Chief Analyst and Associate Director says it is still too early to have judged the Brexit vote as being either good or bad.
Brexit is a word that Associate Director at currencies.co.uk, Jonathan Watson, has been talking about for a while now.
As Chief Analyst it has been his job to forecast the impact that the UK leaving the EU could have not just on his company, but also his clients.
Currencies.co.uk are a specialist currency brokers which sees them help private clients and businesses buy currency at competitive rates.
They also offer clients practical support in the timing and planning of their exchanges.
72% of the company’s clients send money to the Eurozone in Euros, 12% US Dollars, 8% Australian Dollars, 4% New Zealand Dollars and 4% others.
The business is authorised by the Financial Conduct Authority and has the appropriate permissions allowing the firm to “passport” it’s services within Europe.
Watson says the company has seen a huge impact from the EU referendum result, noting their business is driven by currency fluctuations and the impact they have on anyone wishing to send money abroad or back to the UK.
“The movement on the rates has created headaches for some and opportunities for others. A falling pound is bad for clients buying currency but good for clients looking to buy the pound,” says Watson.
As Currencies.co.uk deal in currency the rates at which they buy foreign exchange for their clients have shifted dramatically since the Referendum.
“Compared to the pre-Brexit highs GBPEUR has fallen 13% and GBPUSD 15%. This means that prices have increased for anyone buying a foreign currency with sterling whilst prices have fallen at that same level for anyone bringing funds back to the UK,’ says Wartson.
While Currencies.co.uk don’t really import or export in the usual sense they have seen a big surge in clients bringing money back to the UK to take advantage of the spikes in the Pound.
“We have seen many businesses who do import feeling the pain and placing less orders. It is still too early to tell of any horror stories but following the 2008-9 sterling crisis when GBPEUR hit 1 for 1 many UK businesses had to significantly delay and cancel orders to buy overseas as the lower exchange rate made them uncompetitive,” says Watson.
Watson believes now historically a very good time to be buying the pound.
With regards to those looking to sell Sterling Watson reminds us that we have been here before:
“GBPEUR and most sterling rates (except GBPUSD) are at levels we last saw in 2013 so in terms of the prices on offer we and clients have dealt with these levels before.”
In terms of strategic responses to the referendum Currencies.co.uk say their business goals remain unchanged.
Response to the EU Referendum Result
Since Currencies.co.uk’s business relies on private clients buying property overseas Watson says the need certainty of the UK and EU relationship.
“Our business also relies on UK businesses buying products from overseas, a weak pound is not great for these clients. But these movements are good for clients buying the pound, there are always winners and losers on the currency markets,” says Watson.
Watson points out that the pound is effectively a yardstick for the health of the British economy so a weak pound whilst helpful for some exporters is not the best news for the economy as a whole.

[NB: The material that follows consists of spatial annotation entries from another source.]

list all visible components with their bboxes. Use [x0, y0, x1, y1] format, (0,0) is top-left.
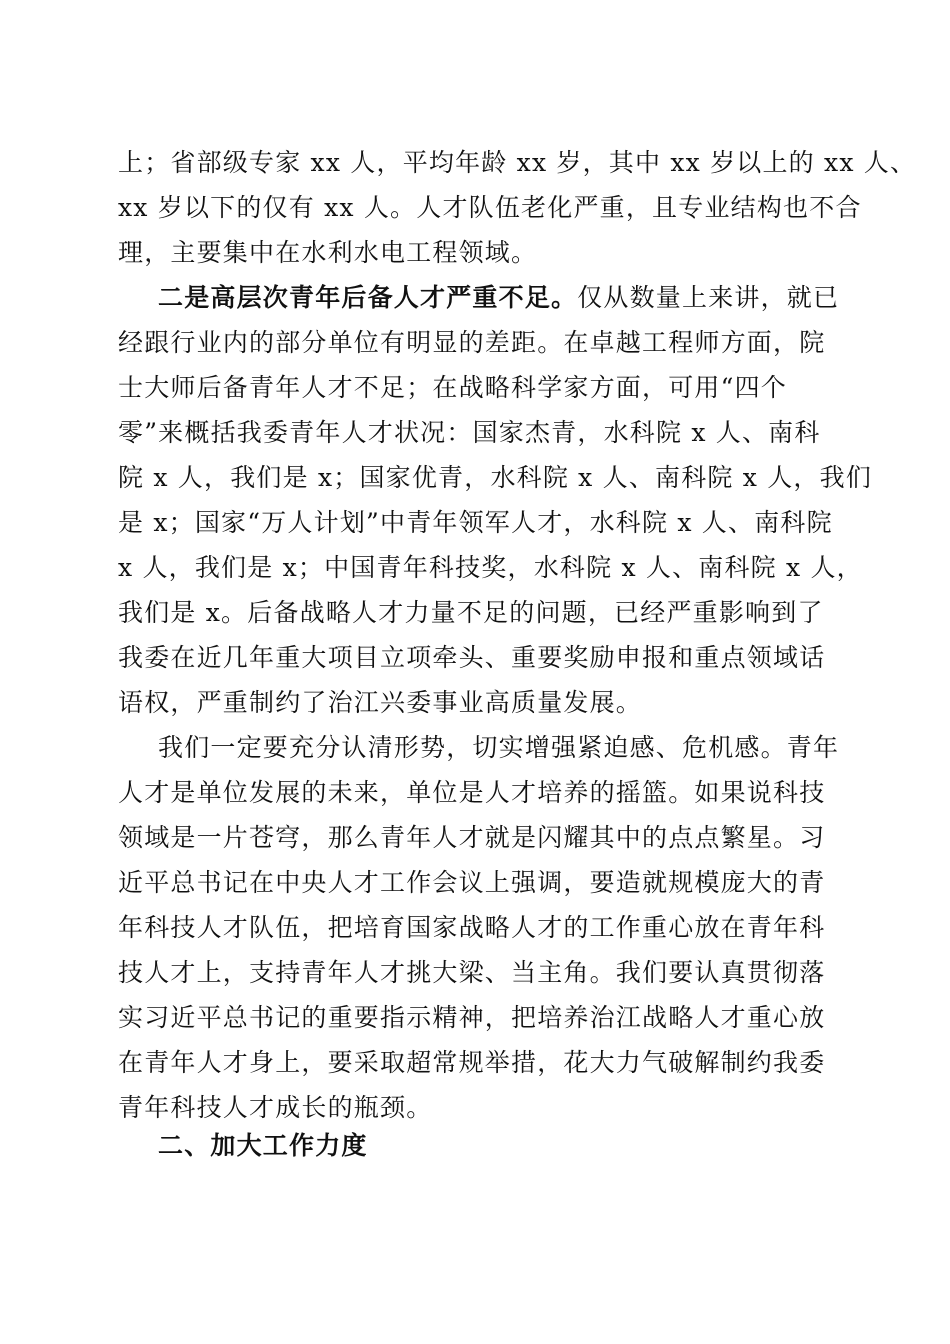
- text-line: 经跟行业内的部分单位有明显的差距。在卓越工程师方面，院: [118, 328, 826, 357]
- text-line: 院 x 人，我们是 x；国家优青，水科院 x 人、南科院 x 人，我们: [118, 463, 873, 492]
- text-line: 语权，严重制约了治江兴委事业高质量发展。: [118, 688, 643, 717]
- text-line: 技人才上，支持青年人才挑大梁、当主角。我们要认真贯彻落: [118, 958, 826, 987]
- text-line: 我委在近几年重大项目立项牵头、重要奖励申报和重点领域话: [118, 643, 826, 672]
- text-line: 我们是 x。后备战略人才力量不足的问题，已经严重影响到了: [118, 598, 824, 627]
- text-line: 人才是单位发展的未来，单位是人才培养的摇篮。如果说科技: [118, 778, 826, 807]
- paragraph-start-line: [158, 283, 839, 313]
- text-line: 上；省部级专家 xx 人，平均年龄 xx 岁，其中 xx 岁以上的 xx 人、: [118, 148, 917, 177]
- text-line: 零”来概括我委青年人才状况：国家杰青，水科院 x 人、南科: [118, 418, 821, 447]
- text-line: 青年科技人才成长的瓶颈。: [118, 1093, 433, 1122]
- text-line: 在青年人才身上，要采取超常规举措，花大力气破解制约我委: [118, 1048, 826, 1077]
- text-line: 年科技人才队伍，把培育国家战略人才的工作重心放在青年科: [118, 913, 826, 942]
- paragraph-start-line: 我们一定要充分认清形势，切实增强紧迫感、危机感。青年: [158, 733, 840, 762]
- text-line: 实习近平总书记的重要指示精神，把培养治江战略人才重心放: [118, 1003, 826, 1032]
- text-line: 是 x；国家“万人计划”中青年领军人才，水科院 x 人、南科院: [118, 508, 833, 537]
- text-line: 领域是一片苍穹，那么青年人才就是闪耀其中的点点繁星。习: [118, 823, 826, 852]
- text-line: 理，主要集中在水利水电工程领域。: [118, 238, 538, 267]
- text-line: 近平总书记在中央人才工作会议上强调，要造就规模庞大的青: [118, 868, 826, 897]
- text-line: x 人，我们是 x；中国青年科技奖，水科院 x 人、南科院 x 人，: [118, 553, 863, 582]
- paragraph-lead-bold: 二是高层次青年后备人才严重不足。: [158, 283, 578, 312]
- paragraph-lead-rest: 仅从数量上来讲，就已: [577, 283, 840, 312]
- text-line: xx 岁以下的仅有 xx 人。人才队伍老化严重，且专业结构也不合: [118, 193, 862, 222]
- text-line: 士大师后备青年人才不足；在战略科学家方面，可用“四个: [118, 373, 787, 402]
- section-heading: 二、加大工作力度: [158, 1131, 368, 1160]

“From a business perspective a Leave vote is perhaps not ideal but it will not stop businesses needing to buy products from abroad and clients wanting to buy property overseas. Indeed, we have seen a surge of clients making enquiries with agents we work with following the results,” says Watson.
On the question of whether any restriction to the freedom of movement of EU citizens would impact their employee base Watson believes there would be minimal impact as the company’s employees are UK based.
There were no immediate short term plans which have been altered by the vote.
“Our target market remains the same as it did before the vote, anyone moving money abroad or back to the UK. It is probably too early to call it bad or good, it is certainly nowhere near as bad as it the worst case scenarios predicted and will present interesting new opportunities for clients on the right side of the rate swings,” says Watson.
Advice for Theresa May and her Government
In Watson’s opinion there is a balancing act here and it is between getting a deal quickly and removing the uncertainty so that business and consumers can get on with life versus drawing out the negotiations to ensure the UK gets the best deal.
EU economies have literally just recovered from the worst financial crash in living memory, the last thing anyone needs is further weight on the back of the recovery.
“Whilst we wouldn’t want to rush into any agreement that was later found to be not in the UK’s best interest it is paramount to provide some certainty to business and consumers to give some clarity to the situation,” says Watson.